Wyspa Świętej Małgorzaty. Opowieści o Budapeszcie ciąg dalszy

Wyspa Świętej Małgorzaty jest jednym z najbardziej niezwykłych miejsc w Budapeszcie. Położona między Budą a Pesztem wydaje się wciąż nieodkryta przez turystów. Ile razy bym na niej nie był, nigdy nie rozbrzmiewał na niej żaden inny język poza węgierskim. W dni powszednie nie ma na niej tłumów, przewijają się tylko nieliczne osoby mieszkające w hotelu albo korzystające z ośrodka sportowego.

Ta wyspa, o wyjątkowym uroku, jest najchętniej odwiedzana przez budapesztańczyków w niedziele. Wówczas rzeczywiście ściągają tu tłumy, grupki młodych ludzi, całe rodziny, przekrój wiekowy począwszy od kilku miesięcy a skończywszy na ponad 90 latach. Mimo to każdy może sobie znaleźć względnie spokojne i zaciszne miejsce. Wypoczywający łączą się z reguły w większe lub mniejsze grupy znajomych, bądź przyjeżdżają tu całymi rodzinami. Na wyspie jest kilka – nazwijmy je łąkami, na których można grać w siatkówkę, piłkę nożną, czytać książki, dyskutować, czy spożywać drugie śniadanie. Nigdy nie zdarzyło mi się widzieć Węgrów nadużywających tu alkoholu lub zachowujących się w wulgarny czy agresywny sposób.
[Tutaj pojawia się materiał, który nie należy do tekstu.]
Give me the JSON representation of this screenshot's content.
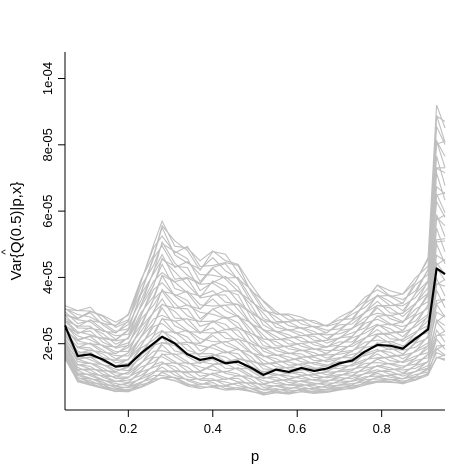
{
  "chart_data": {
    "type": "line",
    "title": "",
    "xlabel": "p",
    "ylabel": "Var{Q(0.5)|p,x}",
    "ylabel_hat": "^",
    "xlim": [
      0.05,
      0.95
    ],
    "ylim": [
      0,
      0.000108
    ],
    "xticks": [
      0.2,
      0.4,
      0.6,
      0.8
    ],
    "xtick_labels": [
      "0.2",
      "0.4",
      "0.6",
      "0.8"
    ],
    "yticks": [
      2e-05,
      4e-05,
      6e-05,
      8e-05,
      0.0001
    ],
    "ytick_labels": [
      "2e-05",
      "4e-05",
      "6e-05",
      "8e-05",
      "1e-04"
    ],
    "grid": false,
    "legend": "none",
    "colors": {
      "mean": "#000000",
      "bundle": "#bfbfbf",
      "axis": "#000000"
    },
    "x": [
      0.05,
      0.08,
      0.11,
      0.14,
      0.17,
      0.2,
      0.23,
      0.26,
      0.28,
      0.31,
      0.34,
      0.37,
      0.4,
      0.43,
      0.46,
      0.49,
      0.52,
      0.55,
      0.58,
      0.61,
      0.64,
      0.67,
      0.7,
      0.73,
      0.76,
      0.79,
      0.82,
      0.85,
      0.88,
      0.91,
      0.93,
      0.95
    ],
    "mean": [
      2.55e-05,
      1.63e-05,
      1.68e-05,
      1.52e-05,
      1.31e-05,
      1.35e-05,
      1.71e-05,
      2.01e-05,
      2.21e-05,
      2.01e-05,
      1.68e-05,
      1.51e-05,
      1.58e-05,
      1.41e-05,
      1.46e-05,
      1.28e-05,
      1.06e-05,
      1.22e-05,
      1.15e-05,
      1.27e-05,
      1.18e-05,
      1.25e-05,
      1.41e-05,
      1.49e-05,
      1.76e-05,
      1.96e-05,
      1.94e-05,
      1.85e-05,
      2.15e-05,
      2.43e-05,
      4.27e-05,
      4.1e-05
    ],
    "bundle_low": [
      1.55e-05,
      8.5e-06,
      7.5e-06,
      6.5e-06,
      5.5e-06,
      5.5e-06,
      6.8e-06,
      8.5e-06,
      9.5e-06,
      8.8e-06,
      7.2e-06,
      6.5e-06,
      6.8e-06,
      6e-06,
      6.2e-06,
      5.5e-06,
      4.5e-06,
      5.2e-06,
      4.8e-06,
      5.4e-06,
      5e-06,
      5.3e-06,
      6e-06,
      6.4e-06,
      7.5e-06,
      8.4e-06,
      8.3e-06,
      7.9e-06,
      9e-06,
      1.05e-05,
      1.55e-05,
      1.5e-05
    ],
    "bundle_high": [
      3.15e-05,
      3e-05,
      3.1e-05,
      2.85e-05,
      2.65e-05,
      2.9e-05,
      4e-05,
      5e-05,
      5.7e-05,
      5.1e-05,
      5e-05,
      4.5e-05,
      4.8e-05,
      4.7e-05,
      4.4e-05,
      3.8e-05,
      3.3e-05,
      3e-05,
      2.9e-05,
      2.8e-05,
      2.7e-05,
      2.6e-05,
      2.8e-05,
      3e-05,
      3.4e-05,
      3.8e-05,
      3.6e-05,
      3.5e-05,
      4e-05,
      4.6e-05,
      9.2e-05,
      8.7e-05
    ],
    "bundle_count": 48
  }
}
Każdy, dosłownie każdy może sobie znaleźć nawet wówczas zaciszne miejsce na wyspie czy to do kontemplacji czy do czytania czy do spokojnej rozmowy.

Nazwa wyspy pochodzi od imienia córki króla Węgier – Beli IV. Małgorzata została ofiarowana Bogu przez króla, jako swego rodzaju podzięka za wygraną bitwę z Mongołami. Królewska córka musiała wstąpić do zakonu dominikanek, któremu król ufundował klasztor na tej właśnie wyspie. Małgorzata wedle legend – tak jak zresztą większość średniowiecznych świętych – miała być niezwykłej urody, wyjątkowej dobroci i szlachetnego serca młodą kobietą (zmarła w wieku bodajże 28 lat, w zależności od źródła, wedle niektórych w wieku 27, 29 lat), która całe swoje życie poświęciła Bogu i biednym, o których troszczyła się z ogromnym oddaniem.
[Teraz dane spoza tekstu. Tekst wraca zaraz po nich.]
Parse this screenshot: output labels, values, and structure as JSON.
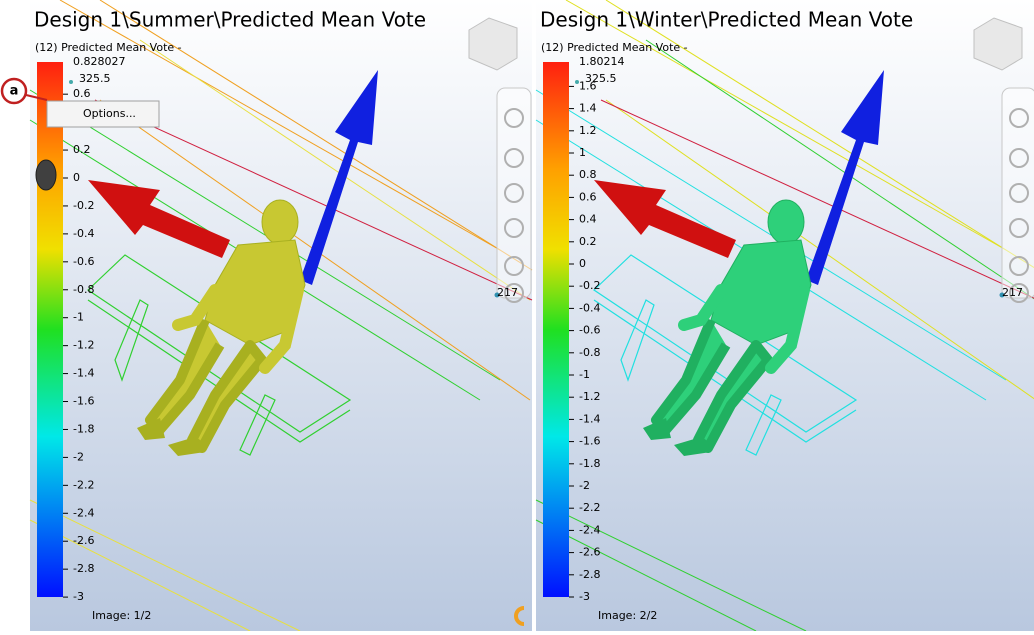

Do dziś po XIII – wiecznym klasztorze pozostały tylko ruiny. Zrujnowanie Budapesztu zawdzięczamy Turkom okupującym przez półtora stulecia sporą część Węgier, w tym obecny Budapeszt.

ruiny.jpg

Zwiedzając Budapeszt warto mieć świadomość tego, że wszelkie “gotyckie” czy “renesansowe” budowle są jedynie mniej lub bardziej udanymi i wiernymi rekonstrukcjami pochodzącymi z XIX, a niekiedy z XX wieku.

Jedną z takich najbardziej udanych rekonstrukcji jest znajdująca się na wyspie kaplica świętego Michała. Nie wiedząc o tym, że jest to tylko rekonstrukcja można odnieść wrażenie, że stoimy przed romańską świątynią pochodzącą pierwotnie z XII wieku.

wyspa2.jpg

Po raz pierwszy na Wyspę Świętej Małgorzaty trafiłem w letni deszczowy powszedni dzień w godzinach popołudniowych. Na wyspie spędziliśmy około kilku godzin i nie spotkaliśmy więcej niż około 10 osób, w tym żadnych turystów. Zatem wyspa może spełnić oczekiwania tych, którzy lubią tłumy – w niedziele i święta, i tych, którzy nade wszystko cenią sobie ciszę i spokój, i możliwość niezakłóconej niczym kontemplacji – w dni powszednie.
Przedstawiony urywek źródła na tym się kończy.